Cross-Job Orchestration

“Create a master orchestrator job that chains an ingestion job, a transformation job, and a validation notebook in sequence.”

resources:
  jobs:
    ingestion:
      name: "[${bundle.target}] Data Ingestion"
      tasks:
        - task_key: ingest
          notebook_task:
            notebook_path: ../src/ingest.py

    transformation:
      name: "[${bundle.target}] Data Transformation"
      tasks:
        - task_key: transform
          notebook_task:
            notebook_path: ../src/transform.py

    orchestrator:
      name: "[${bundle.target}] Master Orchestrator"
      schedule:
        quartz_cron_expression: "0 0 1 * * ?"
        timezone_id: "UTC"
        pause_status: UNPAUSED
      tasks:
        - task_key: run_ingestion
          run_job_task:
            job_id: ${resources.jobs.ingestion.id}
        - task_key: run_transformation
          depends_on:
            - task_key: run_ingestion
          run_job_task:
            job_id: ${resources.jobs.transformation.id}
        - task_key: validate
          depends_on:
            - task_key: run_transformation
          notebook_task:
            notebook_path: ../src/validate.py

run_job_task triggers another job as a subtask, which lets you compose smaller, independently testable jobs into a larger workflow. Each child job retains its own retry policy and notifications.

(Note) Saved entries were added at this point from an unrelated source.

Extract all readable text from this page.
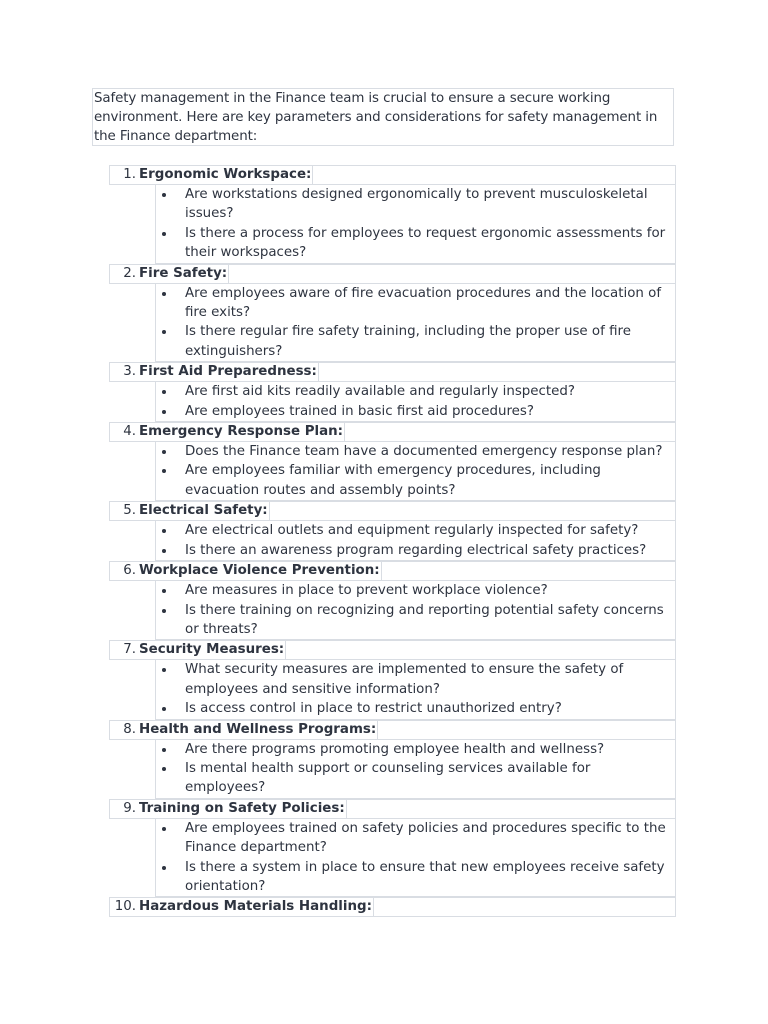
Safety management in the Finance team is crucial to ensure a secure working environment. Here are key parameters and considerations for safety management in the Finance department:
1. Ergonomic Workspace:
Are workstations designed ergonomically to prevent musculoskeletal issues?
Is there a process for employees to request ergonomic assessments for their workspaces?
2. Fire Safety:
Are employees aware of fire evacuation procedures and the location of fire exits?
Is there regular fire safety training, including the proper use of fire extinguishers?
3. First Aid Preparedness:
Are first aid kits readily available and regularly inspected?
Are employees trained in basic first aid procedures?
4. Emergency Response Plan:
Does the Finance team have a documented emergency response plan?
Are employees familiar with emergency procedures, including evacuation routes and assembly points?
5. Electrical Safety:
Are electrical outlets and equipment regularly inspected for safety?
Is there an awareness program regarding electrical safety practices?
6. Workplace Violence Prevention:
Are measures in place to prevent workplace violence?
Is there training on recognizing and reporting potential safety concerns or threats?
7. Security Measures:
What security measures are implemented to ensure the safety of employees and sensitive information?
Is access control in place to restrict unauthorized entry?
8. Health and Wellness Programs:
Are there programs promoting employee health and wellness?
Is mental health support or counseling services available for employees?
9. Training on Safety Policies:
Are employees trained on safety policies and procedures specific to the Finance department?
Is there a system in place to ensure that new employees receive safety orientation?
10. Hazardous Materials Handling:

Parallel Region Processing

“Create a job that discovers active regions, processes each one in parallel, then aggregates results.”

resources:
  jobs:
    region_processor:
      name: "[${bundle.target}] Region Processor"
      schedule:
        quartz_cron_expression: "0 0 8 * * ?"
        timezone_id: "UTC"
        pause_status: UNPAUSED
      tasks:
        - task_key: get_regions
          notebook_task:
            notebook_path: ../src/get_active_regions.py

        - task_key: process_regions
          depends_on:
            - task_key: get_regions
          for_each_task:
            inputs: "{{tasks.get_regions.values.regions}}"
            concurrency: 10
            task:
              task_key: process_region
              notebook_task:
                notebook_path: ../src/process_region.py
                base_parameters:
                  region: "{{input}}"

        - task_key: aggregate
          depends_on:
            - task_key: process_regions
          run_if: ALL_DONE
          notebook_task:
            notebook_path: ../src/aggregate_results.py

run_if: ALL_DONE on the aggregate task ensures it runs even when some regions fail — you still get partial results and a summary of which regions need attention.

Watch Out For

Using existing_cluster_id in production — Shared clusters work for dev, but production jobs should use job_clusters (ephemeral) or new_cluster (per-task). Shared clusters create contention and make cost attribution impossible.
Missing depends_on on fan-in tasks — If your transform task doesn’t list all extract tasks in depends_on, it starts before all sources are ready. List every upstream task explicitly.
Hardcoding workspace paths — Use relative paths (../src/notebook.py) in DABs and Source.WORKSPACE in the SDK. Hardcoded paths like /Users/me/notebook break when another user deploys the bundle.
Forgetting run_if on cleanup tasks — Tasks that send summary reports or clean up temp tables should use run_if: ALL_DONE so they execute regardless of upstream failures. The default (ALL_SUCCESS) skips them after any failure.